As explained above, in the present invention, the basic ignition timing is calculated based on the engine speed and intake air amount data, and when the engine is in a steady operating state and the intake temperature exceeds a value corresponding to the outside temperature in summer. Since the ignition timing tube is configured to advance the basic ignition timing by a predetermined amount, the present invention provides an ignition timing control plan for an engine that completely prevents knocking and improves engine output in summer. realizable.

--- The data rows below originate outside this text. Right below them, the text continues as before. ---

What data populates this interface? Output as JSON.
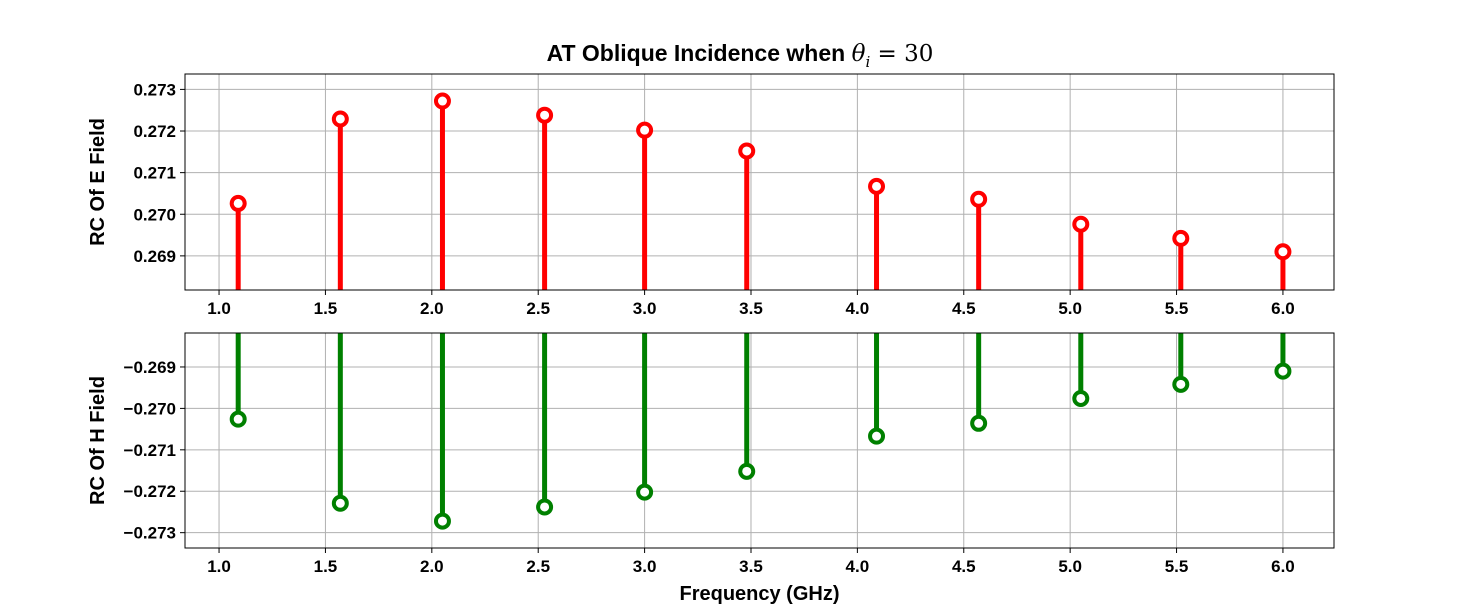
{
  "chart_data": [
    {
      "type": "stem",
      "title": "AT Oblique Incidence when θ_i = 30",
      "title_parts": {
        "prefix": "AT Oblique Incidence when",
        "symbol": "θ",
        "subscript": "i",
        "suffix": " = 30"
      },
      "xlabel": "",
      "ylabel": "RC Of E Field",
      "color": "#ff0000",
      "xlim": [
        0.84,
        6.24
      ],
      "ylim": [
        0.26818,
        0.27337
      ],
      "xticks": [
        "1.0",
        "1.5",
        "2.0",
        "2.5",
        "3.0",
        "3.5",
        "4.0",
        "4.5",
        "5.0",
        "5.5",
        "6.0"
      ],
      "yticks": [
        "0.269",
        "0.270",
        "0.271",
        "0.272",
        "0.273"
      ],
      "grid": true,
      "x": [
        1.09,
        1.57,
        2.05,
        2.53,
        3.0,
        3.48,
        4.09,
        4.57,
        5.05,
        5.52,
        6.0
      ],
      "y": [
        0.27026,
        0.27229,
        0.27272,
        0.27238,
        0.27202,
        0.27152,
        0.27067,
        0.27036,
        0.26976,
        0.26942,
        0.2691
      ]
    },
    {
      "type": "stem",
      "xlabel": "Frequency (GHz)",
      "ylabel": "RC Of H Field",
      "color": "#008000",
      "xlim": [
        0.84,
        6.24
      ],
      "ylim": [
        -0.27337,
        -0.26818
      ],
      "xticks": [
        "1.0",
        "1.5",
        "2.0",
        "2.5",
        "3.0",
        "3.5",
        "4.0",
        "4.5",
        "5.0",
        "5.5",
        "6.0"
      ],
      "yticks": [
        "−0.269",
        "−0.270",
        "−0.271",
        "−0.272",
        "−0.273"
      ],
      "grid": true,
      "x": [
        1.09,
        1.57,
        2.05,
        2.53,
        3.0,
        3.48,
        4.09,
        4.57,
        5.05,
        5.52,
        6.0
      ],
      "y": [
        -0.27026,
        -0.27229,
        -0.27272,
        -0.27238,
        -0.27202,
        -0.27152,
        -0.27067,
        -0.27036,
        -0.26976,
        -0.26942,
        -0.2691
      ]
    }
  ]
}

[Brief explanation of the drawing]

Figure 1 is an overall configuration diagram of the engine control device, and Figure 2 is the
Figure 3 is a block diagram showing the specific configuration of the control circuit shown in Figure 5. Figure 5 shows the processing content of the ignition timing control of the control circuit shown in Figure 2, and Figure 3 shows the processing content of the initial processing program. FIG. 4 is a flowchart showing the processing contents of an interrupt task activated at regular intervals, and FIG. 5 is a flowchart showing the processing contents of the ignition timing calculation interrupt task. ]4... Control circuit, 17... Air flow meter,
40 Pa vehicle speed sensor, 41... Idanita, 43...

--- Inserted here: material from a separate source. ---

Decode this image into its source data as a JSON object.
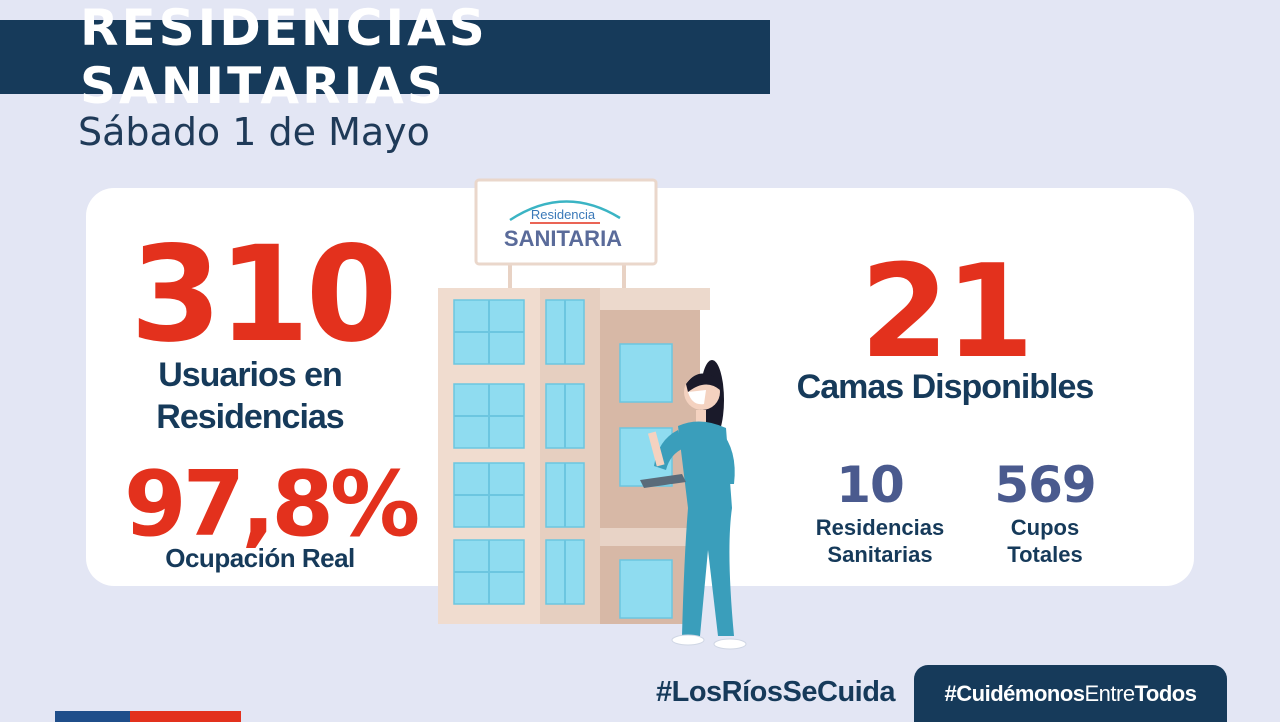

Cylinder discrimination sensor, 44...Rotation angle sensor, 47°゛°
Intake temperature sensor, 50-ROM, 60-RA
M, 70...MPU. Figure 2 1, Figure 3, Figure 4, Figure 5

Claims (1)

[Scope of Claims] (1) An ignition timing control device that takes in detection outputs from various sensors and controls ignition timing according to engine operating conditions through digital arithmetic processing, which includes a detection means for detecting engine rotational speed, and a throttle chamber. An air flow meter that measures the amount of intake air flowing into the engine, a vehicle speed sensor that detects vehicle speed, and an intake temperature sensor that detects intake air temperature.

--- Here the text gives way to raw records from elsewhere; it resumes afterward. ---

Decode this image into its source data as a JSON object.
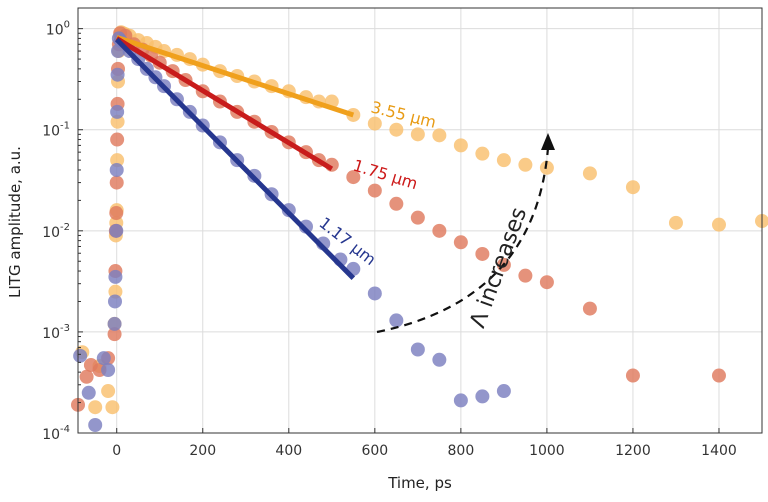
{
  "chart_data": {
    "type": "scatter",
    "title": "",
    "xlabel": "Time, ps",
    "ylabel": "LITG amplitude, a.u.",
    "xlim": [
      -90,
      1500
    ],
    "ylim": [
      0.0001,
      1.6
    ],
    "yscale": "log",
    "grid": true,
    "x_ticks": [
      0,
      200,
      400,
      600,
      800,
      1000,
      1200,
      1400
    ],
    "x_tick_labels": [
      "0",
      "200",
      "400",
      "600",
      "800",
      "1000",
      "1200",
      "1400"
    ],
    "y_ticks": [
      1,
      0.1,
      0.01,
      0.001,
      0.0001
    ],
    "y_tick_labels": [
      {
        "base": "10",
        "exp": "0"
      },
      {
        "base": "10",
        "exp": "-1"
      },
      {
        "base": "10",
        "exp": "-2"
      },
      {
        "base": "10",
        "exp": "-3"
      },
      {
        "base": "10",
        "exp": "-4"
      }
    ],
    "series": [
      {
        "name": "3.55 µm",
        "label": "3.55 µm",
        "dot_color": "#f9c06e",
        "fit_color": "#f0a01c",
        "label_color": "#e89b14",
        "fit": {
          "x0": 0,
          "y0": 0.82,
          "x1": 550,
          "y1": 0.14
        },
        "points": [
          [
            -80,
            0.00063
          ],
          [
            -50,
            0.00018
          ],
          [
            -40,
            0.00046
          ],
          [
            -20,
            0.00026
          ],
          [
            -10,
            0.00018
          ],
          [
            -5,
            0.0012
          ],
          [
            -3,
            0.0025
          ],
          [
            -2,
            0.009
          ],
          [
            -1,
            0.012
          ],
          [
            0,
            0.016
          ],
          [
            1,
            0.05
          ],
          [
            2,
            0.12
          ],
          [
            3,
            0.3
          ],
          [
            5,
            0.6
          ],
          [
            8,
            0.85
          ],
          [
            10,
            0.92
          ],
          [
            15,
            0.9
          ],
          [
            20,
            0.88
          ],
          [
            30,
            0.85
          ],
          [
            50,
            0.77
          ],
          [
            70,
            0.72
          ],
          [
            90,
            0.66
          ],
          [
            110,
            0.6
          ],
          [
            140,
            0.55
          ],
          [
            170,
            0.5
          ],
          [
            200,
            0.44
          ],
          [
            240,
            0.38
          ],
          [
            280,
            0.34
          ],
          [
            320,
            0.3
          ],
          [
            360,
            0.27
          ],
          [
            400,
            0.24
          ],
          [
            440,
            0.21
          ],
          [
            470,
            0.19
          ],
          [
            500,
            0.19
          ],
          [
            550,
            0.14
          ],
          [
            600,
            0.115
          ],
          [
            650,
            0.1
          ],
          [
            700,
            0.09
          ],
          [
            750,
            0.088
          ],
          [
            800,
            0.07
          ],
          [
            850,
            0.058
          ],
          [
            900,
            0.05
          ],
          [
            950,
            0.045
          ],
          [
            1000,
            0.042
          ],
          [
            1100,
            0.037
          ],
          [
            1200,
            0.027
          ],
          [
            1300,
            0.012
          ],
          [
            1400,
            0.0115
          ],
          [
            1500,
            0.0125
          ]
        ]
      },
      {
        "name": "1.75 µm",
        "label": "1.75 µm",
        "dot_color": "#df7a5e",
        "fit_color": "#c81c1c",
        "label_color": "#cc1818",
        "fit": {
          "x0": 0,
          "y0": 0.8,
          "x1": 500,
          "y1": 0.041
        },
        "points": [
          [
            -90,
            0.00019
          ],
          [
            -70,
            0.00036
          ],
          [
            -60,
            0.00047
          ],
          [
            -40,
            0.00042
          ],
          [
            -20,
            0.00055
          ],
          [
            -5,
            0.00095
          ],
          [
            -3,
            0.004
          ],
          [
            -2,
            0.01
          ],
          [
            -1,
            0.015
          ],
          [
            0,
            0.03
          ],
          [
            1,
            0.08
          ],
          [
            2,
            0.18
          ],
          [
            3,
            0.4
          ],
          [
            5,
            0.7
          ],
          [
            8,
            0.9
          ],
          [
            20,
            0.85
          ],
          [
            40,
            0.7
          ],
          [
            60,
            0.62
          ],
          [
            80,
            0.54
          ],
          [
            100,
            0.46
          ],
          [
            130,
            0.38
          ],
          [
            160,
            0.31
          ],
          [
            200,
            0.24
          ],
          [
            240,
            0.19
          ],
          [
            280,
            0.15
          ],
          [
            320,
            0.12
          ],
          [
            360,
            0.095
          ],
          [
            400,
            0.075
          ],
          [
            440,
            0.06
          ],
          [
            470,
            0.05
          ],
          [
            500,
            0.045
          ],
          [
            550,
            0.034
          ],
          [
            600,
            0.025
          ],
          [
            650,
            0.0185
          ],
          [
            700,
            0.0135
          ],
          [
            750,
            0.01
          ],
          [
            800,
            0.0077
          ],
          [
            850,
            0.0059
          ],
          [
            900,
            0.0046
          ],
          [
            950,
            0.0036
          ],
          [
            1000,
            0.0031
          ],
          [
            1100,
            0.0017
          ],
          [
            1200,
            0.00037
          ],
          [
            1400,
            0.00037
          ]
        ]
      },
      {
        "name": "1.17 µm",
        "label": "1.17 µm",
        "dot_color": "#7b7fbf",
        "fit_color": "#26378f",
        "label_color": "#26378f",
        "fit": {
          "x0": 0,
          "y0": 0.78,
          "x1": 550,
          "y1": 0.0034
        },
        "points": [
          [
            -85,
            0.00058
          ],
          [
            -65,
            0.00025
          ],
          [
            -50,
            0.00012
          ],
          [
            -30,
            0.00055
          ],
          [
            -20,
            0.00042
          ],
          [
            -5,
            0.0012
          ],
          [
            -4,
            0.002
          ],
          [
            -3,
            0.0035
          ],
          [
            -1,
            0.01
          ],
          [
            0,
            0.04
          ],
          [
            1,
            0.15
          ],
          [
            2,
            0.35
          ],
          [
            3,
            0.6
          ],
          [
            5,
            0.8
          ],
          [
            10,
            0.75
          ],
          [
            30,
            0.6
          ],
          [
            50,
            0.5
          ],
          [
            70,
            0.4
          ],
          [
            90,
            0.33
          ],
          [
            110,
            0.27
          ],
          [
            140,
            0.2
          ],
          [
            170,
            0.15
          ],
          [
            200,
            0.11
          ],
          [
            240,
            0.075
          ],
          [
            280,
            0.05
          ],
          [
            320,
            0.035
          ],
          [
            360,
            0.023
          ],
          [
            400,
            0.016
          ],
          [
            440,
            0.011
          ],
          [
            480,
            0.0075
          ],
          [
            520,
            0.0052
          ],
          [
            550,
            0.0042
          ],
          [
            600,
            0.0024
          ],
          [
            650,
            0.0013
          ],
          [
            700,
            0.00067
          ],
          [
            750,
            0.00053
          ],
          [
            800,
            0.00021
          ],
          [
            850,
            0.00023
          ],
          [
            900,
            0.00026
          ]
        ]
      }
    ],
    "annotations": {
      "arrow_text": "Λ increases",
      "arrow_color": "#111111"
    }
  }
}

The basic ignition timing is calculated based on the engine speed and intake air amount data obtained from the front engine speed detection means and the air flow meter, and the engine is in a steady operating state and the intake temperature is a value that corresponds to the outside temperature in summer. 1. An ignition timing control device for an engine, comprising: control means for advancing the ignition timing by a sufficient amount from the total basic ignition timing when the ignition timing exceeds the total basic ignition timing. (b) The control means determines that the engine is in a steady operating state when a predetermined period of time has elapsed since the vehicle speed reached 40 km/h or more.
) The ignition timing control device for the engine described in item 2. (3) The engine ignition timing control device according to claim (1), wherein the value corresponding to the outside temperature in summer is set to around 30°C.